Ondanks de beloften en ook het enthousiasme bij scholen om met nieuwe technologieën aan de slag te gaan, is er nog maar weinig bekend over de effectiviteit van sociale robots in (tweede)taalonderwijs. De weinige studies die tot nu toe zijn uitgevoerd naar T2-woordleren vinden geen eenduidige, en soms zelfs contra-intuïtieve resultaten.

Doelen van het onderzoek
Het onderzoek dat beschreven is in dit proefschrift, is uitgevoerd binnen het L2TOR-project. Het doel van dit project was om een robot te ontwikkelen die jonge kinderen kan ondersteunen bij het leren van woorden in een T2. De doelen van dit proefschrift waren om (1) de verschillende resultaten uit eerder uitgevoerd onderzoek naar robot-ondersteunde taalinstructie samen te brengen en te zien waar de open vragen liggen; (2) het gebruik van tablets ten opzichte van fysieke objecten binnen T2-onderwijs met robots te onderzoeken; (3) de toegevoegde waarde van robots voor T2-woordleren te onderzoeken; en (4) te onderzoeken of individuele verschillen tussen kinderen in hun taalvaardigheid, aandacht en perceptie van de robot een rol spelen in de mate waarin de robot jonge Nederlandse kinderen helpt bij het leren van Engelse woorden.

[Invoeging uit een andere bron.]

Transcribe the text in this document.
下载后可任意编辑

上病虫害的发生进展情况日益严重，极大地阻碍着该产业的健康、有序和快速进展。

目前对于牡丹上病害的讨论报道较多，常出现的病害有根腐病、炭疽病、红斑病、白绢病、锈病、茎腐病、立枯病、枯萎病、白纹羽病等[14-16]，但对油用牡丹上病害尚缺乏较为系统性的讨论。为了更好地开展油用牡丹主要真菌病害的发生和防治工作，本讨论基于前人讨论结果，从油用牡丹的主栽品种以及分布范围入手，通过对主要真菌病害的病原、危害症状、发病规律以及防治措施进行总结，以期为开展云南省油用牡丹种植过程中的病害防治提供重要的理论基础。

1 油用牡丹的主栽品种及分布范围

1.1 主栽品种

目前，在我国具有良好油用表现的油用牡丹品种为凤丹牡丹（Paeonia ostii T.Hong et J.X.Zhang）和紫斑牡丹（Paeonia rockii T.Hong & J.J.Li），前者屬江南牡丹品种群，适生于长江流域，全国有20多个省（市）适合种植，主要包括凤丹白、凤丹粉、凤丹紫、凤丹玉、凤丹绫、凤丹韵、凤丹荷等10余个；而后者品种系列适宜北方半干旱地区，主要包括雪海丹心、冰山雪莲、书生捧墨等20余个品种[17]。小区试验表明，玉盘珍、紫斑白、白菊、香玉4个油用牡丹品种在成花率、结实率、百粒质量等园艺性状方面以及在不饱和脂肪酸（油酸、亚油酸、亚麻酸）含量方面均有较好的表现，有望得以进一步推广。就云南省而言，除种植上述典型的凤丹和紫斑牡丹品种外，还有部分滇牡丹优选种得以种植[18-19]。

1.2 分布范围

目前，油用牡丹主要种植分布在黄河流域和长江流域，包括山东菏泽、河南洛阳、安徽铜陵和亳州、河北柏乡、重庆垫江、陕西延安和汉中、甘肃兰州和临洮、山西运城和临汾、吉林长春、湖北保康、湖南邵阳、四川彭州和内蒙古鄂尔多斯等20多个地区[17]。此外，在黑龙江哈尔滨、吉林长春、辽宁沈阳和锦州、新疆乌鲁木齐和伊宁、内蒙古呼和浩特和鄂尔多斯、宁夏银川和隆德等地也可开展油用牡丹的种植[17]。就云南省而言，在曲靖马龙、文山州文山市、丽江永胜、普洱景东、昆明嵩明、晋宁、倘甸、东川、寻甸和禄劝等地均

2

Overzicht van robotondersteund (taal)onderwijs
Hoofdstuk 2 bevat een overzichtsstudie van de recente onderzoeksliteratuur over robot-ondersteund (taal)onderwijs. Het doel van de studie was om zowel de resultaten uit eerder uitgevoerd onderzoek als open vragen in kaart te brengen. Allereerst kwam uit deze review naar voren dat er sterk wisselende resultaten worden gevonden met betrekking tot leeropbrengsten, met name bij het leren van woorden in een T2. Eenduidiger was het positieve effect van het gebruik van robots op de motivatie van leerlingen. Hierbij moet de kanttekening geplaatst worden dat dit effect alleen gevonden werd zolang de robot nog nieuw was voor de leerlingen, en dat dit effect geleidelijk verdween wanneer leerlingen bekender raakten met de robot. Tot slot bleek het sociale gedrag van de robot een complexe rol te spelen. Sociaal gedrag van de robot bleek in sommige onderzoeken te kunnen bijdragen aan het leren, maar in andere onderzoeken juist afleidend of intimiderend te werken. Eerder onderzoek laat dus zien dat het lastig is een goede balans te vinden tussen sociaal of motiverend gedrag van een robot enerzijds, en afleidend gedrag anderzijds. Bovendien leek de optimale vorm van sociaal gedrag te verschillen tussen leerlingen. Samengevat bleek dat veel van de voordelen die robots in theorie hebben, in praktijk nog niet makkelijk kunnen worden gerealiseerd. Er is verder onderzoek nodig naar het optimale ontwerp van T2-lessen met robots en welke rol robots in deze lessen precies moeten vervullen.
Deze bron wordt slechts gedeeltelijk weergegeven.